Minoxidil sulphate is one of several chemically unrelated drugs which cause opening of plasma membrane adenosine triphosphate (ATP)-sensitive potassium channels (KATP channels), and its relaxant effect on vascular smooth muscle is mediated through this mechanism.[24,25] KATP channels are heteromultimers composed of a small subunit that belongs to the inwardly rectifying potassium channel superfamily (KIR6.1 or KIR6.2), and a large sulphonylurea receptor (SUR1, SUR2A or SUR2B) that binds sulphonylureas and ATP and belongs to the ATP-binding cassette (ABC) superfamily.[26] SUR1/KIR6.2 KATP channels are found in pancreatic and neuronal tissue, whereas SUR2A/KIR6.2 and SUR2B/KIR6.1 (or KIR6.2) form the cardiac and vascular smooth muscle KATP channels, respectively. Potassium channel openers act through binding to the sulphonylurea receptor moiety.[26]

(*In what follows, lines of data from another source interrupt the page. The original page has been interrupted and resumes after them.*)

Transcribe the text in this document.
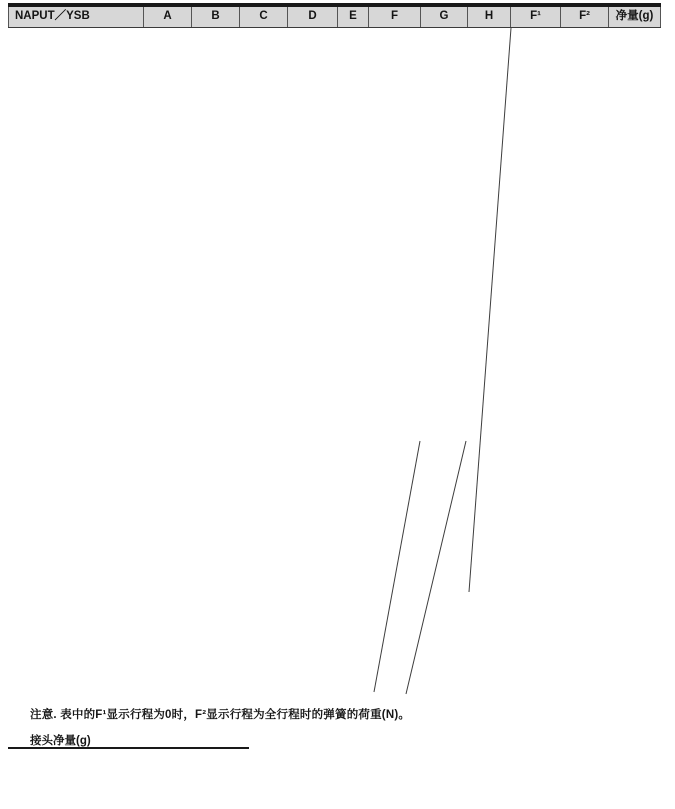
NAPUT／YSB	A	B	C	D	E	F	G	H	F¹	F²	净量(g)
注意. 表中的F¹显示行程为0时，F²显示行程为全行程时的弹簧的荷重(N)。
接头净量(g)
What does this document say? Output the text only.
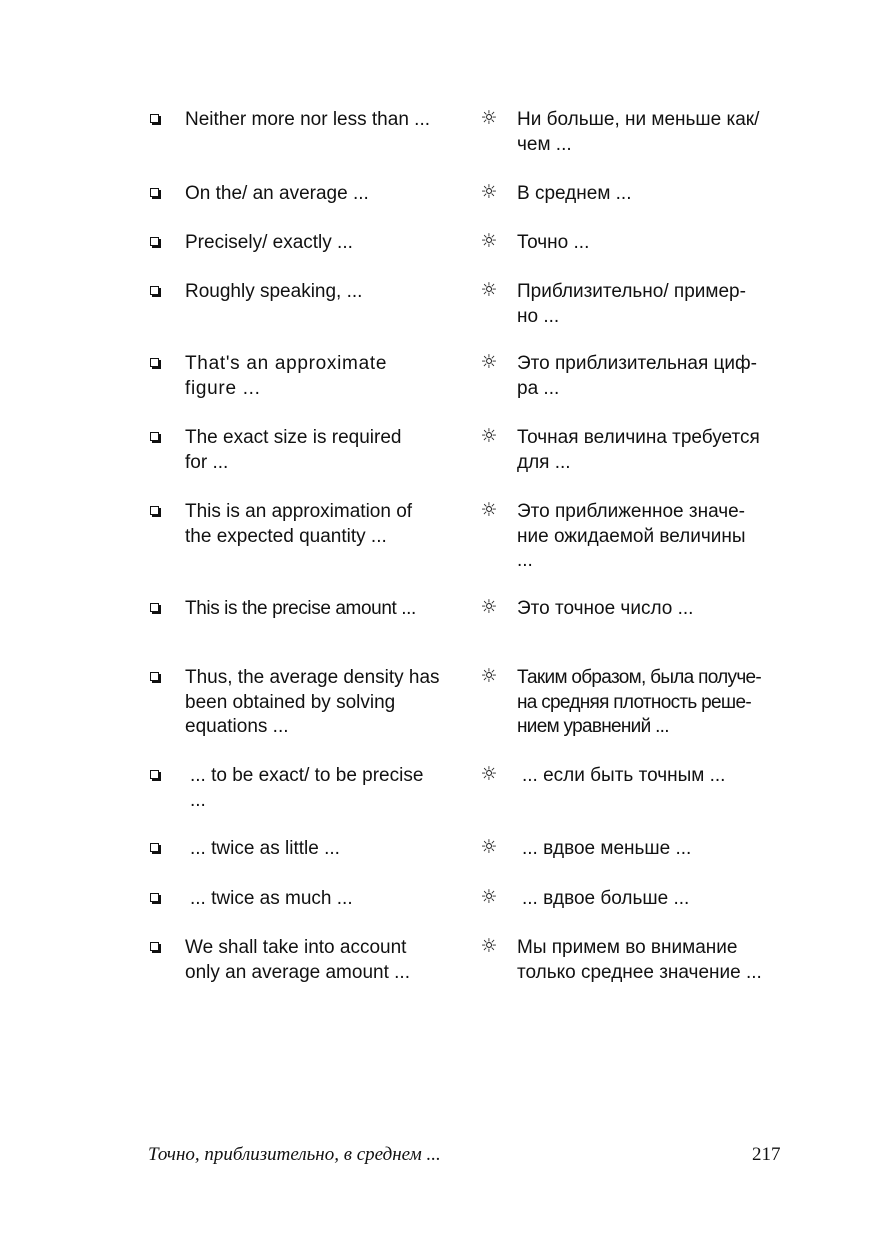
Neither more nor less than ...	☼ Ни больше, ни меньше как/
чем ...
On the/ an average ...	☼ В среднем ...
Precisely/ exactly ...	☼ Точно ...
Roughly speaking, ...	☼ Приблизительно/ пример-
но ...
That's an approximate
figure ...
☼ Это приблизительная циф-
ра ...
The exact size is required
for ...
☼ Точная величина требуется
для ...
This is an approximation of
the expected quantity ...
☼ Это приближенное значе-
ние ожидаемой величины
...
This is the precise amount ...	☼ Это точное число ...
Thus, the average density has
been obtained by solving
equations ...
☼ Таким образом, была получе-
на средняя плотность реше-
нием уравнений ...
... to be exact/ to be precise
...
☼ ... если быть точным ...
... twice as little ...	☼ ... вдвое меньше ...
... twice as much ...	☼ ... вдвое больше ...
We shall take into account
only an average amount ...
☼ Мы примем во внимание
только среднее значение ...
Точно, приблизительно, в среднем ...	217
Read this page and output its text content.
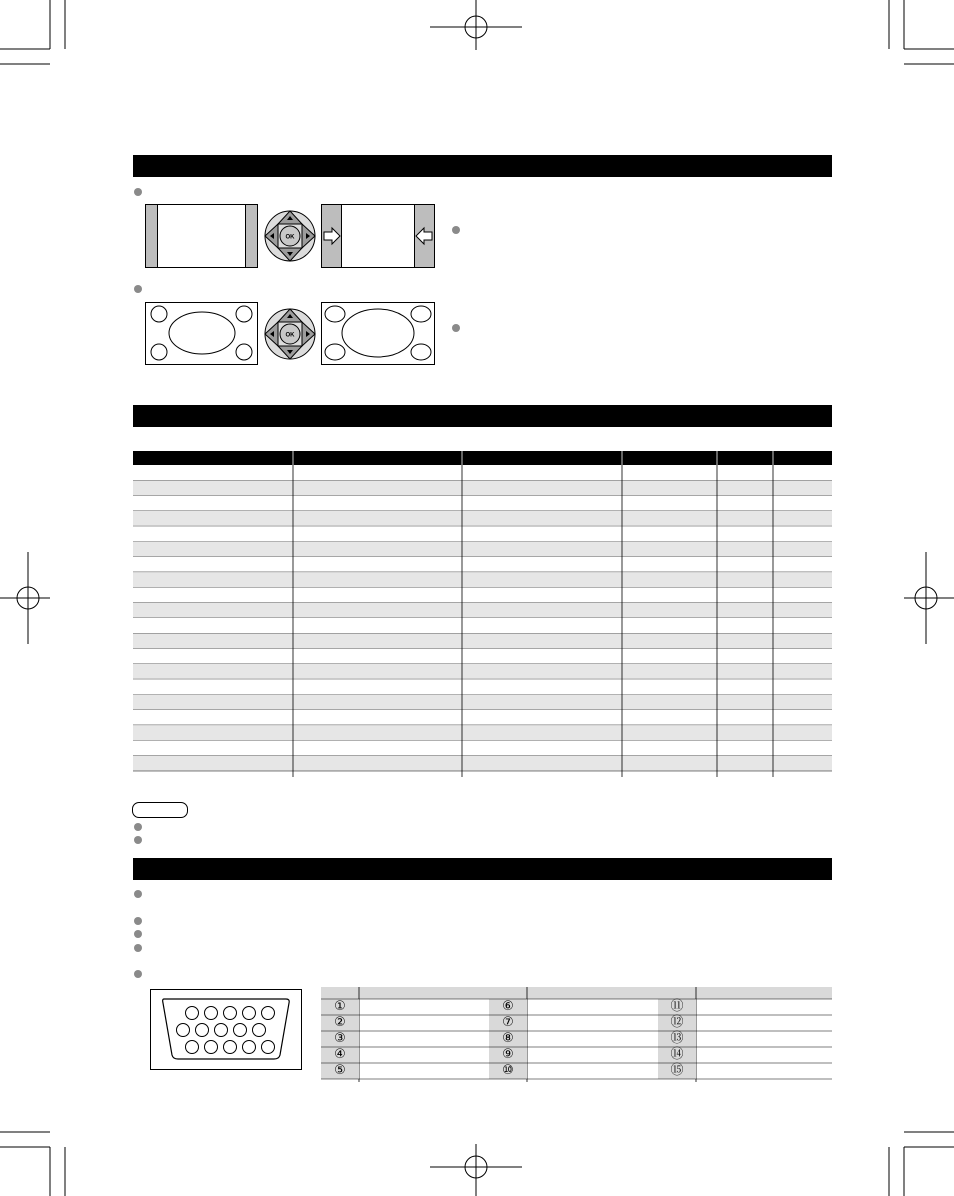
OK
OK
①	⑥	⑪
②	⑦	⑫
③	⑧	⑬
④	⑨	⑭
⑤	⑩	⑮
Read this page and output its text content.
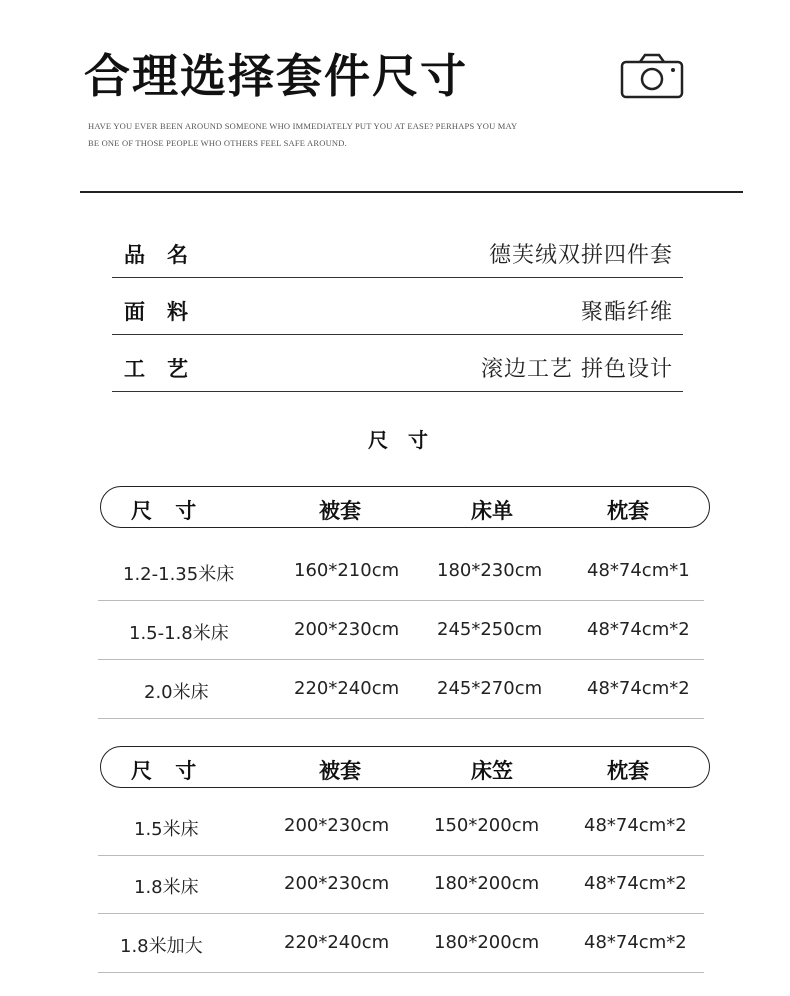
合理选择套件尺寸
HAVE YOU EVER BEEN AROUND SOMEONE WHO IMMEDIATELY PUT YOU AT EASE? PERHAPS YOU MAY
BE ONE OF THOSE PEOPLE WHO OTHERS FEEL SAFE AROUND.
品名	德芙绒双拼四件套
面料	聚酯纤维
工艺	滚边工艺 拼色设计
尺寸
尺 寸	被套	床单	枕套
1.2-1.35米床	160*210cm 180*230cm 48*74cm*1
1.5-1.8米床	200*230cm 245*250cm 48*74cm*2
2.0米床	220*240cm 245*270cm 48*74cm*2
尺 寸	被套	床笠	枕套
1.5米床	200*230cm 150*200cm 48*74cm*2
1.8米床	200*230cm 180*200cm 48*74cm*2
1.8米加大	220*240cm 180*200cm 48*74cm*2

KATP channels are widely distributed in a variety of tissue and cell types, including cells of the heart, pancreas, vascular smooth muscle and the central nervous system, where they couple intracellular metabolic changes to the electrical activity of the plasma membrane.[27] These potassium channels sense the metabolic state of the cell -- channel opening is inhibited by ATP when energy levels are high and is activated when energy stores are depleted.[28] The consequence of KATP status depends on the cell and tissue type. For example, in pancreatic ß cells, KATP channels are involved in regulating insulin secretion. In vascular smooth muscle cells the vasodilating action of potassium channel openers is due to membrane hyperpolarization and a reduction in Ca2+ influx, which reduces the electrical excitability of the cell. It has also been suggested that potassium channel activity is required for early-stage cell proliferation by G1 progression of the cell cycle.[29] Minoxidil was shown to increase DNA synthesis, whereas glibenclamide suppressed DNA synthesis in rat primary hepatocyte cultures.[30] Hepatocyte potassium currents were augmented by minoxidil and attenuated by glibenclamide.